When, Ravi Sisodia, one of those arrested for murder died in a hospital after multiple organ failure, he was declared a 'martyr', and his body was draped in the national tricolour before cremation, which was attended by Union Tourism Minister Mahesh Sharma and BJP MLA Sangeet Som.

According to India Spends’ report, 97% of all the cow-related violence between 2010 and mid-2017 have taken place have taken place under the Modi government. 84% of all the victims thus killed have been Muslims, and almost 8% have been Dalits.  

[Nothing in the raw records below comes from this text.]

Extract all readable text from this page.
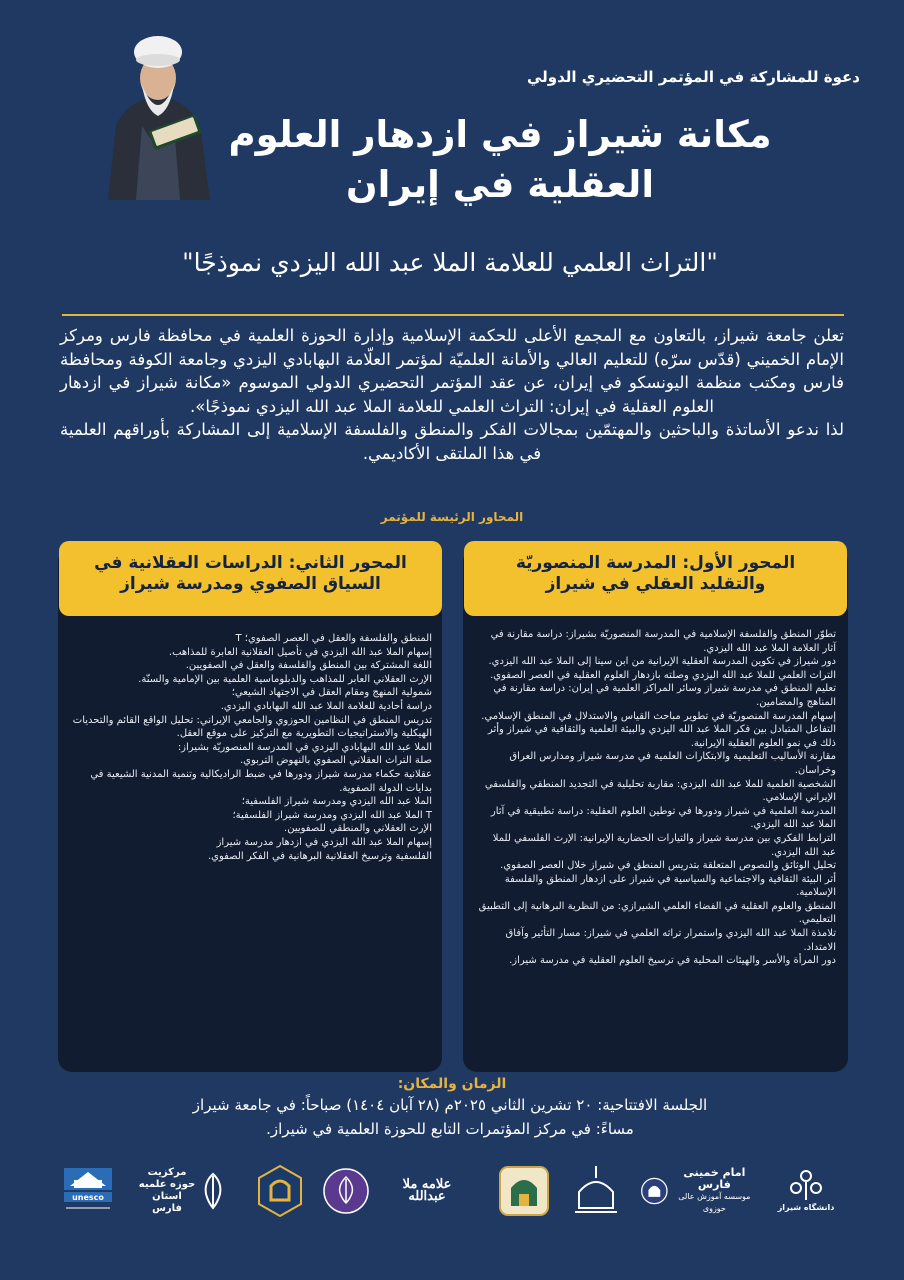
دعوة للمشاركة في المؤتمر التحضيري الدولي
مكانة شيراز في ازدهار العلوم
العقلية في إيران
"التراث العلمي للعلامة الملا عبد الله اليزدي نموذجًا"

تعلن جامعة شيراز، بالتعاون مع المجمع الأعلى للحكمة الإسلامية وإدارة الحوزة العلمية في محافظة فارس ومركز الإمام الخميني (قدّس سرّه) للتعليم العالي والأمانة العلميّة لمؤتمر العلّامة البهابادي اليزدي وجامعة الكوفة ومحافظة فارس ومكتب منظمة اليونسكو في إيران، عن عقد المؤتمر التحضيري الدولي الموسوم «مكانة شيراز في ازدهار العلوم العقلية في إيران: التراث العلمي للعلامة الملا عبد الله اليزدي نموذجًا».

لذا ندعو الأساتذة والباحثين والمهتمّين بمجالات الفكر والمنطق والفلسفة الإسلامية إلى المشاركة بأوراقهم العلمية في هذا الملتقى الأكاديمي.

المحاور الرئيسة للمؤتمر
المحور الثاني: الدراسات العقلانية في السياق الصفوي ومدرسة شيراز
المحور الأول: المدرسة المنصوريّة والتقليد العقلي في شيراز
المنطق والفلسفة والعقل في العصر الصفوي؛ T
إسهام الملا عبد الله اليزدي في تأصيل العقلانية العابرة للمذاهب.
اللغة المشتركة بين المنطق والفلسفة والعقل في الصفويين.
الإرث العقلاني العابر للمذاهب والدبلوماسية العلمية بين الإمامية والسنّة.
شمولية المنهج ومقام العقل في الاجتهاد الشيعي؛
دراسة أحادية للعلامة الملا عبد الله البهابادي اليزدي.
تدريس المنطق في النظامين الحوزوي والجامعي الإيراني: تحليل الواقع القائم والتحديات الهيكلية والاستراتيجيات التطويرية مع التركيز على موقع العقل.
الملا عبد الله البهابادي اليزدي في المدرسة المنصوريّة بشيراز:
صلة التراث العقلاني الصفوي بالنهوض التربوي.
عقلانية حكماء مدرسة شيراز ودورها في ضبط الراديكالية وتنمية المدنية الشيعية في بدايات الدولة الصفوية.
الملا عبد الله اليزدي ومدرسة شيراز الفلسفية؛
T الملا عبد الله اليزدي ومدرسة شيراز الفلسفية؛
الإرث العقلاني والمنطقي للصفويين.
إسهام الملا عبد الله اليزدي في ازدهار مدرسة شيراز
الفلسفية وترسيخ العقلانية البرهانية في الفكر الصفوي.
تطوّر المنطق والفلسفة الإسلامية في المدرسة المنصوريّة بشيراز: دراسة مقارنة في آثار العلامة الملا عبد الله اليزدي.
دور شيراز في تكوين المدرسة العقلية الإيرانية من ابن سينا إلى الملا عبد الله اليزدي.
التراث العلمي للملا عبد الله اليزدي وصلته بازدهار العلوم العقلية في العصر الصفوي.
تعليم المنطق في مدرسة شيراز وسائر المراكز العلمية في إيران: دراسة مقارنة في المناهج والمضامين.
إسهام المدرسة المنصوريّة في تطوير مباحث القياس والاستدلال في المنطق الإسلامي.
التفاعل المتبادل بين فكر الملا عبد الله اليزدي والبيئة العلمية والثقافية في شيراز وأثر ذلك في نمو العلوم العقلية الإيرانية.
مقارنة الأساليب التعليمية والابتكارات العلمية في مدرسة شيراز ومدارس العراق وخراسان.
الشخصية العلمية للملا عبد الله اليزدي: مقاربة تحليلية في التجديد المنطقي والفلسفي الإيراني الإسلامي.
المدرسة العلمية في شيراز ودورها في توطين العلوم العقلية: دراسة تطبيقية في آثار الملا عبد الله اليزدي.
الترابط الفكري بين مدرسة شيراز والتيارات الحضارية الإيرانية: الإرث الفلسفي للملا عبد الله اليزدي.
تحليل الوثائق والنصوص المتعلقة بتدريس المنطق في شيراز خلال العصر الصفوي.
أثر البيئة الثقافية والاجتماعية والسياسية في شيراز على ازدهار المنطق والفلسفة الإسلامية.
المنطق والعلوم العقلية في الفضاء العلمي الشيرازي: من النظرية البرهانية إلى التطبيق التعليمي.
تلامذة الملا عبد الله اليزدي واستمرار تراثه العلمي في شيراز: مسار التأثير وآفاق الامتداد.
دور المرأة والأسر والهيئات المحلية في ترسيخ العلوم العقلية في مدرسة شيراز.
الزمان والمكان:
الجلسة الافتتاحية: ٢٠ تشرين الثاني ٢٠٢٥م (٢٨ آبان ١٤٠٤) صباحاً: في جامعة شيراز
مساءً: في مركز المؤتمرات التابع للحوزة العلمية في شيراز.
unesco
مرکزیت حوزه علمیه استان فارس
علامه ملا عبدالله
امام خمینی فارس
موسسه آموزش عالی حوزوی	دانشگاه شیراز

The extent of communal polarization that has happened and anti-muslim sentiment that has been stoked in the country under this government was most grossly noticeable when a large number of those sympathetic to BJP, came out in defense of those arrested for sedating, starving and repeatedly gang-raping an 8 year old Muslim girl for 7 days in a temple in Jammu, before smashing her head with a stone and throwing her mutilated body in the woods. Two BJP ministers even attended a rally that was held in defense of those accused.  

“Does the rape of an 8-year old strengthen nationalism?”, one of the leaders asked the Prime Minister while addressing the protest on the parliament street in New Delhi. Highlighting the need to forge a unity of workers, farmers, women activists, students and all the progressive organizations, not only at the national level, but also at the level of states and villages, he said that this is the only way to stop the onslaught of divise, fascist forces that has been targeting all sections of Indian society, except the wealthiest capitalists, for whom, he accused, the government has been working.